Despite its commanding lead in the browser market, it’s been a long time since IE was considered any hardcore users first choice for performance, features, speed, or usability. Generally most power users will use IE once – following a fresh install of Windows so they can download Firefox.
So, does IE9 represent a compelling enough offering to restore it as your daily driver? In short, quiet possibly. Here’s a couple of the upgrades and changes that impressed me:
Look & Feel
It’s been a long time since anyone has been able to say that Microsoft’s key focus for IE has been the look of the tool. In a world of Chrome’s razor thin tool bars and Firefox skins, IE has generally stuck to the default visual ID of the operating system it resides in. Add to that a predisposition to tack on mutlitple toolbars (often performing the same function – I’m looking at you Google searchbar), and you quickly find that your browsing experience is more about IE than the website your viewing.

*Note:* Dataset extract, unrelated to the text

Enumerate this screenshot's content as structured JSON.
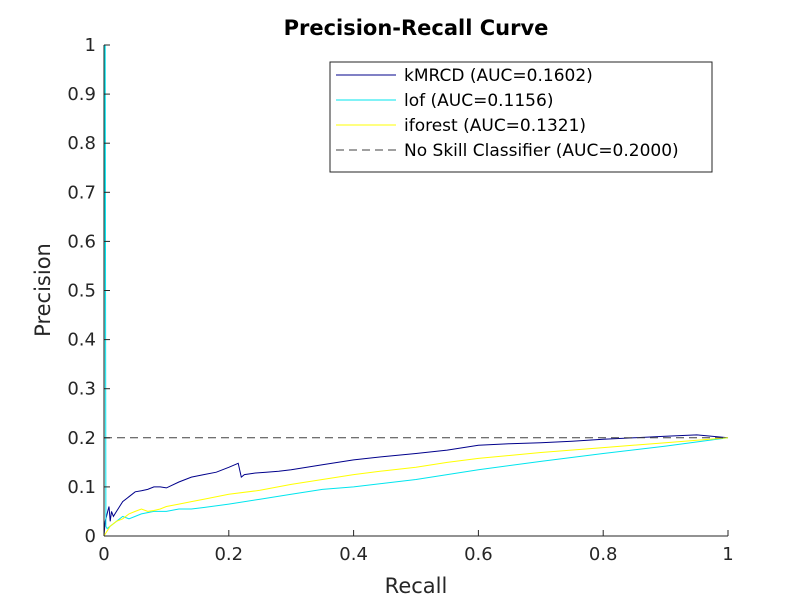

IE9 has certainly considered this in their visual approach here, shrinking down the menu/tool bars to an industry leading size (smaller than Chrome I’m told), and implementing a unified search/location bar. The result here is IE “gets out of the way” providing more emphasis on the web content your viewing. Less is more.
Pinned Site – Sites become apps
As web sites continue to move away from simple content deliver to richer, broader two-way experiences, developers are starting to look at smarter ways to expand functionality outside of traditional confines of the browser window. In aid of this Microsoft now promotes ‘sites as apps’. This allows you to pull a link or tab into your taskbar and then access part of that sites functionality directly from Windows - just like a real application. This is going to be great for site like Gmail, Facebook, and Twitter. No need to access the site directly; everything can be done from your desktop.

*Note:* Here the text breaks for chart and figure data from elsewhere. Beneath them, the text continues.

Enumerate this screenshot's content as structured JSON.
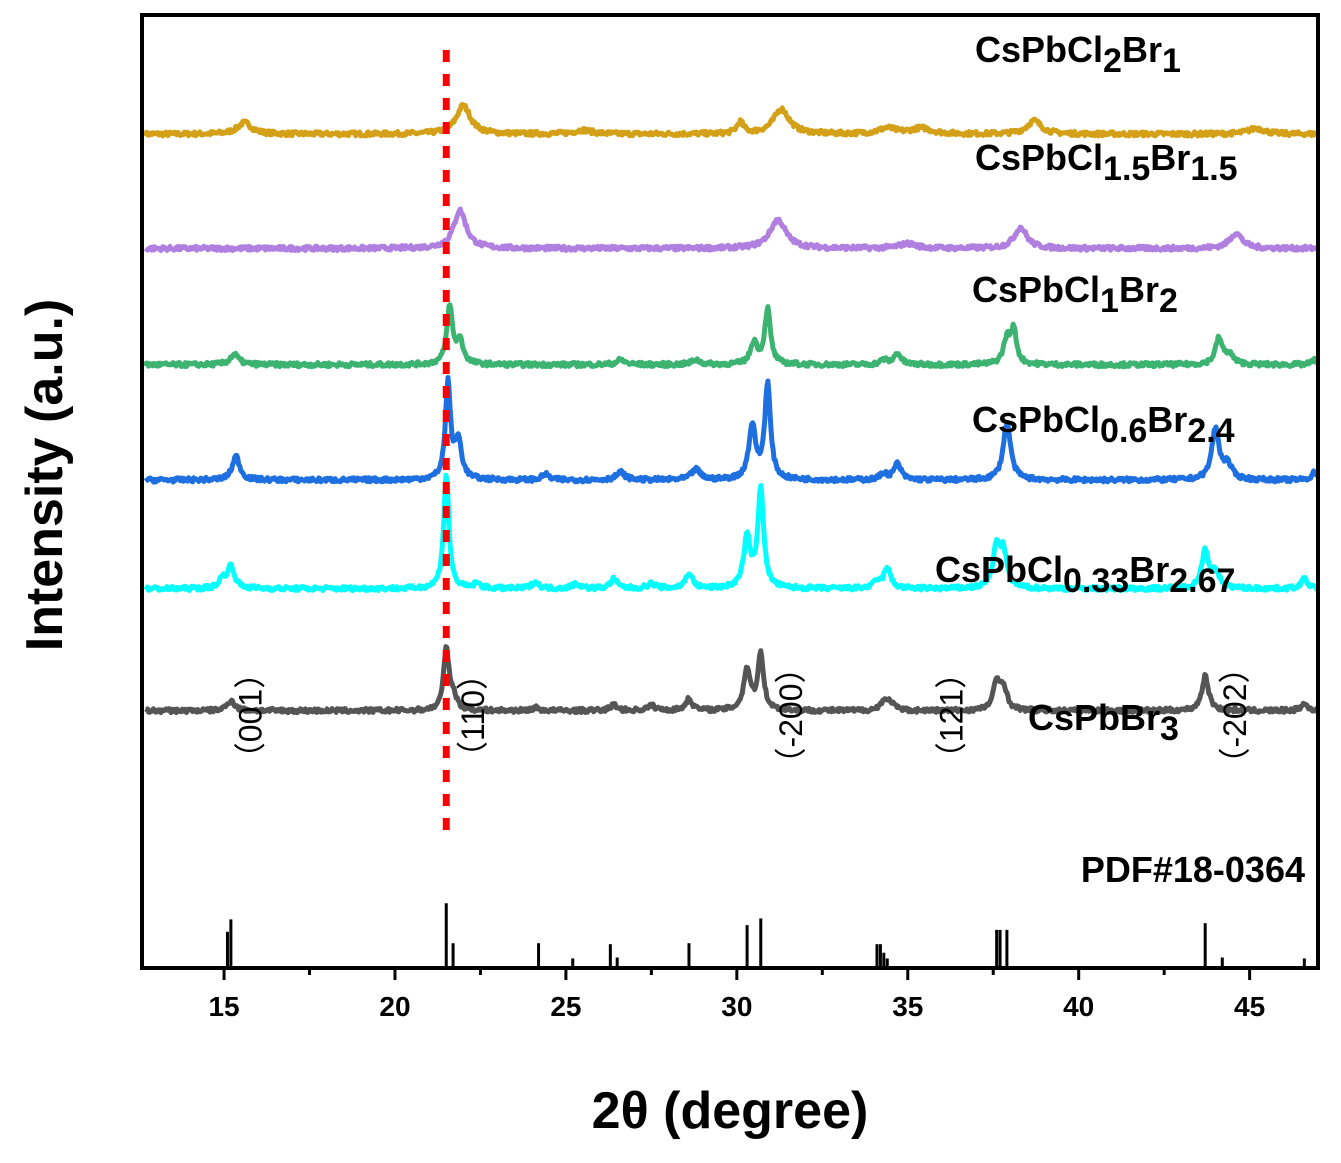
{
  "chart_data": {
    "type": "line",
    "xlabel": "2θ (degree)",
    "ylabel": "Intensity (a.u.)",
    "xlim": [
      12.6,
      47.0
    ],
    "xticks": [
      15,
      20,
      25,
      30,
      35,
      40,
      45
    ],
    "ylim": [
      0,
      100
    ],
    "grid": false,
    "y_ticks_labels": false,
    "series": [
      {
        "name": "CsPbCl2Br1",
        "label_parts": [
          [
            "CsPbCl",
            ""
          ],
          [
            "2",
            "sub"
          ],
          [
            "Br",
            ""
          ],
          [
            "1",
            "sub"
          ]
        ],
        "color": "#D4A017",
        "baseline": 87.5,
        "peaks": [
          [
            15.6,
            1.2,
            0.25
          ],
          [
            22.0,
            3.0,
            0.25
          ],
          [
            25.5,
            0.4,
            0.3
          ],
          [
            30.1,
            1.2,
            0.12
          ],
          [
            31.3,
            2.6,
            0.28
          ],
          [
            34.4,
            0.6,
            0.3
          ],
          [
            35.4,
            0.6,
            0.35
          ],
          [
            38.7,
            1.4,
            0.25
          ],
          [
            45.2,
            0.6,
            0.3
          ]
        ]
      },
      {
        "name": "CsPbCl1.5Br1.5",
        "label_parts": [
          [
            "CsPbCl",
            ""
          ],
          [
            "1.5",
            "sub"
          ],
          [
            "Br",
            ""
          ],
          [
            "1.5",
            "sub"
          ]
        ],
        "color": "#B07FE0",
        "baseline": 75.5,
        "peaks": [
          [
            21.9,
            4.0,
            0.22
          ],
          [
            31.2,
            3.0,
            0.28
          ],
          [
            35.0,
            0.5,
            0.3
          ],
          [
            38.3,
            2.2,
            0.22
          ],
          [
            44.6,
            1.6,
            0.22
          ]
        ]
      },
      {
        "name": "CsPbCl1Br2",
        "label_parts": [
          [
            "CsPbCl",
            ""
          ],
          [
            "1",
            "sub"
          ],
          [
            "Br",
            ""
          ],
          [
            "2",
            "sub"
          ]
        ],
        "color": "#3CB371",
        "baseline": 63.3,
        "peaks": [
          [
            15.3,
            1.1,
            0.15
          ],
          [
            21.6,
            6.0,
            0.1
          ],
          [
            21.9,
            2.4,
            0.12
          ],
          [
            26.6,
            0.5,
            0.15
          ],
          [
            28.8,
            0.5,
            0.15
          ],
          [
            30.5,
            2.3,
            0.12
          ],
          [
            30.9,
            5.8,
            0.1
          ],
          [
            34.3,
            0.5,
            0.12
          ],
          [
            34.7,
            1.2,
            0.12
          ],
          [
            37.9,
            2.6,
            0.12
          ],
          [
            38.1,
            3.4,
            0.1
          ],
          [
            44.1,
            2.7,
            0.12
          ],
          [
            44.4,
            1.0,
            0.15
          ],
          [
            46.9,
            0.5,
            0.1
          ]
        ]
      },
      {
        "name": "CsPbCl0.6Br2.4",
        "label_parts": [
          [
            "CsPbCl",
            ""
          ],
          [
            "0.6",
            "sub"
          ],
          [
            "Br",
            ""
          ],
          [
            "2.4",
            "sub"
          ]
        ],
        "color": "#1E6FE0",
        "baseline": 51.2,
        "peaks": [
          [
            15.35,
            2.5,
            0.13
          ],
          [
            21.55,
            10.0,
            0.09
          ],
          [
            21.85,
            4.0,
            0.12
          ],
          [
            24.4,
            0.6,
            0.12
          ],
          [
            26.6,
            0.8,
            0.15
          ],
          [
            28.8,
            1.1,
            0.15
          ],
          [
            30.45,
            5.6,
            0.12
          ],
          [
            30.9,
            10.0,
            0.1
          ],
          [
            34.3,
            0.7,
            0.12
          ],
          [
            34.7,
            1.7,
            0.12
          ],
          [
            37.9,
            6.0,
            0.13
          ],
          [
            44.0,
            5.3,
            0.13
          ],
          [
            44.35,
            1.5,
            0.15
          ],
          [
            46.9,
            0.8,
            0.1
          ]
        ]
      },
      {
        "name": "CsPbCl0.33Br2.67",
        "label_parts": [
          [
            "CsPbCl",
            ""
          ],
          [
            "0.33",
            "sub"
          ],
          [
            "Br",
            ""
          ],
          [
            "2.67",
            "sub"
          ]
        ],
        "color": "#00FFFF",
        "baseline": 39.8,
        "peaks": [
          [
            14.95,
            0.9,
            0.12
          ],
          [
            15.2,
            2.3,
            0.13
          ],
          [
            21.5,
            12.0,
            0.09
          ],
          [
            22.4,
            0.5,
            0.12
          ],
          [
            24.1,
            0.7,
            0.12
          ],
          [
            25.3,
            0.5,
            0.15
          ],
          [
            26.4,
            1.0,
            0.12
          ],
          [
            27.5,
            0.5,
            0.15
          ],
          [
            28.6,
            1.6,
            0.12
          ],
          [
            30.3,
            5.2,
            0.12
          ],
          [
            30.7,
            10.5,
            0.1
          ],
          [
            34.1,
            0.7,
            0.12
          ],
          [
            34.4,
            2.1,
            0.12
          ],
          [
            37.6,
            4.3,
            0.12
          ],
          [
            37.8,
            3.5,
            0.12
          ],
          [
            43.7,
            4.0,
            0.12
          ],
          [
            44.0,
            1.5,
            0.15
          ],
          [
            46.6,
            1.0,
            0.12
          ]
        ]
      },
      {
        "name": "CsPbBr3",
        "label_parts": [
          [
            "CsPbBr",
            ""
          ],
          [
            "3",
            "sub"
          ]
        ],
        "color": "#555555",
        "baseline": 27.0,
        "peaks": [
          [
            15.2,
            1.1,
            0.13
          ],
          [
            21.5,
            6.5,
            0.09
          ],
          [
            21.7,
            1.5,
            0.12
          ],
          [
            24.1,
            0.3,
            0.12
          ],
          [
            26.4,
            0.6,
            0.12
          ],
          [
            27.5,
            0.5,
            0.15
          ],
          [
            28.6,
            1.2,
            0.12
          ],
          [
            30.3,
            4.3,
            0.12
          ],
          [
            30.7,
            5.9,
            0.1
          ],
          [
            34.3,
            1.0,
            0.12
          ],
          [
            34.5,
            0.8,
            0.12
          ],
          [
            37.6,
            2.8,
            0.12
          ],
          [
            37.8,
            2.3,
            0.12
          ],
          [
            43.7,
            3.6,
            0.12
          ],
          [
            46.6,
            0.7,
            0.12
          ]
        ]
      }
    ],
    "reference": {
      "name": "PDF#18-0364",
      "color": "#000000",
      "baseline": 0,
      "lines": [
        [
          15.1,
          3.8
        ],
        [
          15.2,
          5.1
        ],
        [
          21.5,
          6.8
        ],
        [
          21.7,
          2.6
        ],
        [
          24.2,
          2.6
        ],
        [
          25.2,
          1.0
        ],
        [
          26.3,
          2.5
        ],
        [
          26.5,
          1.1
        ],
        [
          28.6,
          2.6
        ],
        [
          30.3,
          4.5
        ],
        [
          30.7,
          5.2
        ],
        [
          34.1,
          2.5
        ],
        [
          34.2,
          2.5
        ],
        [
          34.3,
          1.6
        ],
        [
          34.4,
          1.0
        ],
        [
          37.6,
          4.0
        ],
        [
          37.7,
          4.0
        ],
        [
          37.9,
          4.0
        ],
        [
          43.7,
          4.7
        ],
        [
          44.2,
          1.1
        ],
        [
          46.6,
          1.0
        ]
      ]
    },
    "marker_line": {
      "x": 21.5,
      "color": "#FF0000",
      "style": "dotted"
    },
    "hkl_annotations": [
      {
        "text": "（001）",
        "x": 16.1,
        "y": 26.5
      },
      {
        "text": "（110）",
        "x": 22.6,
        "y": 26.5
      },
      {
        "text": "（-200）",
        "x": 31.9,
        "y": 26.5
      },
      {
        "text": "（121）",
        "x": 36.6,
        "y": 26.5
      },
      {
        "text": "（-202）",
        "x": 44.9,
        "y": 26.5
      }
    ]
  }
}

It started with Jave, then Flash, and now HTML 5 continues to drive the web evolution towards a rich multimedia experience. But there content possibilities require considerable processing power to render in-browser. First to market with a solution to this, IE9 now has embedded GPU enabled rendering to take some of the load off the CPU for those more processer intensive sites. The demo we were shown involved rendering a couple of hundred 3d fish in a fish tank enviroment. IE 9 handled the demo with ease crusing along at alomost 60 frames, whereas the non-GPU capabile Chrome struggled to display less than a dozen before grinding to a halt. This is going to be great for full res 1080p video and gaming in browser.

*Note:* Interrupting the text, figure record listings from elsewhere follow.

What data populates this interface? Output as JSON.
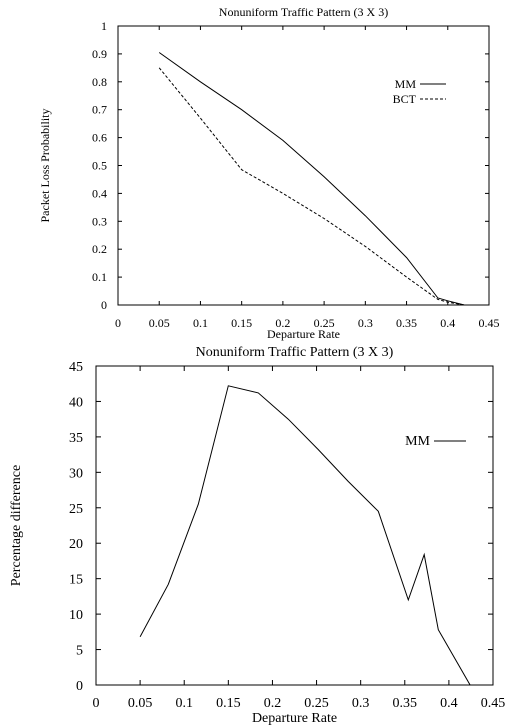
{
  "chart_data": [
    {
      "type": "line",
      "title": "Nonuniform Traffic Pattern (3 X 3)",
      "xlabel": "Departure Rate",
      "ylabel": "Packet Loss Probability",
      "xlim": [
        0,
        0.45
      ],
      "ylim": [
        0,
        1
      ],
      "xticks": [
        "0",
        "0.05",
        "0.1",
        "0.15",
        "0.2",
        "0.25",
        "0.3",
        "0.35",
        "0.4",
        "0.45"
      ],
      "yticks": [
        "0",
        "0.1",
        "0.2",
        "0.3",
        "0.4",
        "0.5",
        "0.6",
        "0.7",
        "0.8",
        "0.9",
        "1"
      ],
      "legend_position": "top-right",
      "series": [
        {
          "name": "MM",
          "style": "solid",
          "x": [
            0.05,
            0.1,
            0.15,
            0.2,
            0.25,
            0.3,
            0.35,
            0.388,
            0.4,
            0.42
          ],
          "y": [
            0.905,
            0.8,
            0.7,
            0.59,
            0.46,
            0.32,
            0.17,
            0.025,
            0.015,
            0.0
          ]
        },
        {
          "name": "BCT",
          "style": "dashed",
          "x": [
            0.05,
            0.1,
            0.15,
            0.2,
            0.25,
            0.3,
            0.35,
            0.388,
            0.4,
            0.42
          ],
          "y": [
            0.85,
            0.67,
            0.485,
            0.4,
            0.31,
            0.21,
            0.1,
            0.02,
            0.01,
            0.0
          ]
        }
      ]
    },
    {
      "type": "line",
      "title": "Nonuniform Traffic Pattern (3 X 3)",
      "xlabel": "Departure Rate",
      "ylabel": "Percentage difference",
      "xlim": [
        0,
        0.45
      ],
      "ylim": [
        0,
        45
      ],
      "xticks": [
        "0",
        "0.05",
        "0.1",
        "0.15",
        "0.2",
        "0.25",
        "0.3",
        "0.35",
        "0.4",
        "0.45"
      ],
      "yticks": [
        "0",
        "5",
        "10",
        "15",
        "20",
        "25",
        "30",
        "35",
        "40",
        "45"
      ],
      "legend_position": "top-right",
      "series": [
        {
          "name": "MM",
          "style": "solid",
          "x": [
            0.05,
            0.082,
            0.116,
            0.15,
            0.184,
            0.218,
            0.252,
            0.286,
            0.32,
            0.354,
            0.372,
            0.388,
            0.424
          ],
          "y": [
            6.8,
            14.2,
            25.5,
            42.2,
            41.2,
            37.5,
            33.2,
            28.7,
            24.5,
            12.0,
            18.4,
            7.8,
            0.0
          ]
        }
      ]
    }
  ]
}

Other key impressions included
- html5 compliance, despite not being a standard spec yet, must be frustrating from a browser devs point of view.
- Clean, uncuttered interface. The browser frace is virually unnoticable.
- Speed of rendering engine – beat Firefox and Chrome rendering Facebook.
- Tear off tabs – You can finally move a Youtube session off your current window without losing your spot.
All in all IE9 is an exceptionally worthy upgrade. Microsoft is starting to ‘get’ user-centered design, and you can see it paying dividends across flagship products such a Windows Phone, Win7 and now IE. It’s arguable that the feature set they’re offering here positions IE9 as the browser of choice across PC land right now, however, with Firefox 4 and Chrome updates just around the corner, th
is could quickly change. Regardless, the need to immediately go out and replace Microsoft’s default option is greatly reduced for those format reinstall jobs! Well worth a look.